Dans quelle mesure l’exposition précoce ou excessive aux écrans influence-t-elle le développement cognitif de l’enfant ? Une étude dirigée par Jonathan Bernard, chercheur de l’Inserm (Institut national de la santé et de la recherche médicale) s'est penchée sur cette question, en utilisant les données de près de 14 000 enfants de la cohorte française Elfe*, collectées de leurs 2 ans à leurs 5 ans et demi entre 2013 et 2017.

En France, le temps d'écran quotidien était en moyenne de 56 minutes à l'âge de 2 ans, 1h20 à 3 ans et demi, et 1h34 à 5 ans et demi, soit des durées supérieures aux recommandations de l'Organisation mondiale de la santé (OMS), qui préconise de ne pas exposer les enfants de moins de 2 ans aux écrans, puis de limiter le temps à 1 heure par jour entre 2 et 5 ans. 

L’équipe scientifique « a cherché à évaluer les associations entre utilisation d’écran et développement cognitif dans la petite enfance, en prenant en compte les facteurs liés au contexte social, périnatal, familial et aux habitudes de vie », indique l’Inserm dans un communiqué du 13 septembre.

Premier constat : le temps d’écran n’est pas le seul facteur à prendre en compte. Le contexte dans lequel a lieu l’utilisation de l’écran pourrait également représenter un facteur important. Les résultats de l’étude montrent aussi que, indépendamment du temps d’exposition, avoir la télévision allumée pendant les repas en famille à l’âge de 2 ans (ce qui concerne 41 % des enfants) était associé à de moins bons scores de développement du langage au même âge. Ces enfants présentaient également un moins bon développement cognitif global à 3 ans et demi. C'est « le contexte dans lequel sont utilisés les écrans et non seulement le temps d'écran (qui) joue sur le développement cognitif des enfants », concluent les auteurs de cette étude, réalisée sous l'égide de l'Inserm et publiée dans la revue Journal of Child Psychology and Psychiatry.

« Cela pourrait s’expliquer par le fait que la télévision, en captant l’attention des membres de la famille, interfère avec la qualité et la quantité des interactions entre les parents et l’enfant. Or, celle-ci est cruciale à cet âge pour l’acquisition du langage », explique Shuai Yang, doctorant et premier auteur de l’étude.

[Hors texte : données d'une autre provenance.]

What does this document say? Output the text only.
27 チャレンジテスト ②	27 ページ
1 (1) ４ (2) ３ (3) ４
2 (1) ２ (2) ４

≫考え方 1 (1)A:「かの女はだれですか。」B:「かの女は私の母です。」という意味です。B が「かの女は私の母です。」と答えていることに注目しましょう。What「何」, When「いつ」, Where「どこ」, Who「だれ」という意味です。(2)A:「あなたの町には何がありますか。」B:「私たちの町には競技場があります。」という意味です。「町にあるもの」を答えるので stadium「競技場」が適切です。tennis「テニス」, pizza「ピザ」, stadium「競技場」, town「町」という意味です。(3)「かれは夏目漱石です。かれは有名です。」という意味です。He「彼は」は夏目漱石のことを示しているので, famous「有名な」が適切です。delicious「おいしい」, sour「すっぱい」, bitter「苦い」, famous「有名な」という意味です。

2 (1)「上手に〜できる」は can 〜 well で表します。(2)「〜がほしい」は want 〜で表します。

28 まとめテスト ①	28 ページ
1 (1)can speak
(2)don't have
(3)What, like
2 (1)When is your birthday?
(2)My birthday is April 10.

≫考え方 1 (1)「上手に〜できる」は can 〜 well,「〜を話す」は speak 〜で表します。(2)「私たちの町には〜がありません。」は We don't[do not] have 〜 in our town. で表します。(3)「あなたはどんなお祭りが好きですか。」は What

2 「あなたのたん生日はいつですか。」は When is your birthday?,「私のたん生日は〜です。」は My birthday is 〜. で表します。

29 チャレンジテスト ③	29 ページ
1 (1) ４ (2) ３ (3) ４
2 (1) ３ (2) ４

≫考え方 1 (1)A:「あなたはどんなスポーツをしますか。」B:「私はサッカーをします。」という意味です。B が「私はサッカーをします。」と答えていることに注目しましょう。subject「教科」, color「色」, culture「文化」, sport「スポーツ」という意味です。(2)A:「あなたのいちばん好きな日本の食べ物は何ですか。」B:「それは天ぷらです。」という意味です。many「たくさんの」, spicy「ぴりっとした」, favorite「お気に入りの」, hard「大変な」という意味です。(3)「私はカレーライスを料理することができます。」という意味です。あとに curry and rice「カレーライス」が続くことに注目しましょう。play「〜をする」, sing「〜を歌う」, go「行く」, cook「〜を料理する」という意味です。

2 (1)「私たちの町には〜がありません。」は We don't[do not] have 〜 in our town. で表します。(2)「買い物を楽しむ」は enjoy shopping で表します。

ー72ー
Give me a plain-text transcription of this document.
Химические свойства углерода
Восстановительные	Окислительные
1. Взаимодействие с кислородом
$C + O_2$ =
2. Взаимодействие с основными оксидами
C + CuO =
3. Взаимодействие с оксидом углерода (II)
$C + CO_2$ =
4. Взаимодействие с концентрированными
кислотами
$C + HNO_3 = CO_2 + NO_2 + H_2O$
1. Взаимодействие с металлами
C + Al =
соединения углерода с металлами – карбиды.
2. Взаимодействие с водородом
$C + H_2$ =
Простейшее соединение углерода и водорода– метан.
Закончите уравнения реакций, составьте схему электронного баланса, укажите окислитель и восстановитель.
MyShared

Et d'ajouter : « De plus, la télévision ajoute un fond sonore qui, lorsqu’il se superpose aux discussions familiales, va rendre difficile le déchiffrage des sons pour l’enfant et limiter la compréhension et l’expression verbales ».

"Lorsqu’un enfant utilise un écran excessivement, il le fait au détriment d’autres activités ou interactions sociales essentielles pour son développement"

Certes, « aux âges de 3,5 et 5,5 ans, le temps d'exposition aux écrans était associé à de moins bons scores de développement cognitif global, en particulier dans les domaines de la motricité fine, du langage et de l'autonomie », détaille l'Inserm dans un communiqué. Cependant, lorsque les facteurs relatifs au mode de vie et susceptibles d'influencer le développement cognitif étaient pris en compte (...), la relation négative se réduisait et devenait de faible magnitude ».

« Les premières années de vie sont décisives pour le développement cognitif, mais aussi dans la mise en place des habitudes de vie, ajoute Jonathan Bernard. Lorsqu’un enfant utilise un écran excessivement, il le fait au détriment d’autres activités ou interactions sociales essentielles pour son développement ». Le chercheur de l'Inserm indique : « si nos résultats suggèrent que les effets délétères de l’utilisation des écrans dans la petite enfance présentent un faible impact sur le développement cognitif et peuvent être compensés dans les années suivantes, ils justifient cependant de rester vigilants à l’échelle de la population. En santé publique, les petits ruisseaux font les grandes rivières. »


*Étude longitudinale française depuis l'enfance », la cohorte Elfe est la première étude longitudinale française consacrée au suivi des enfants de la naissance à l’âge adulte.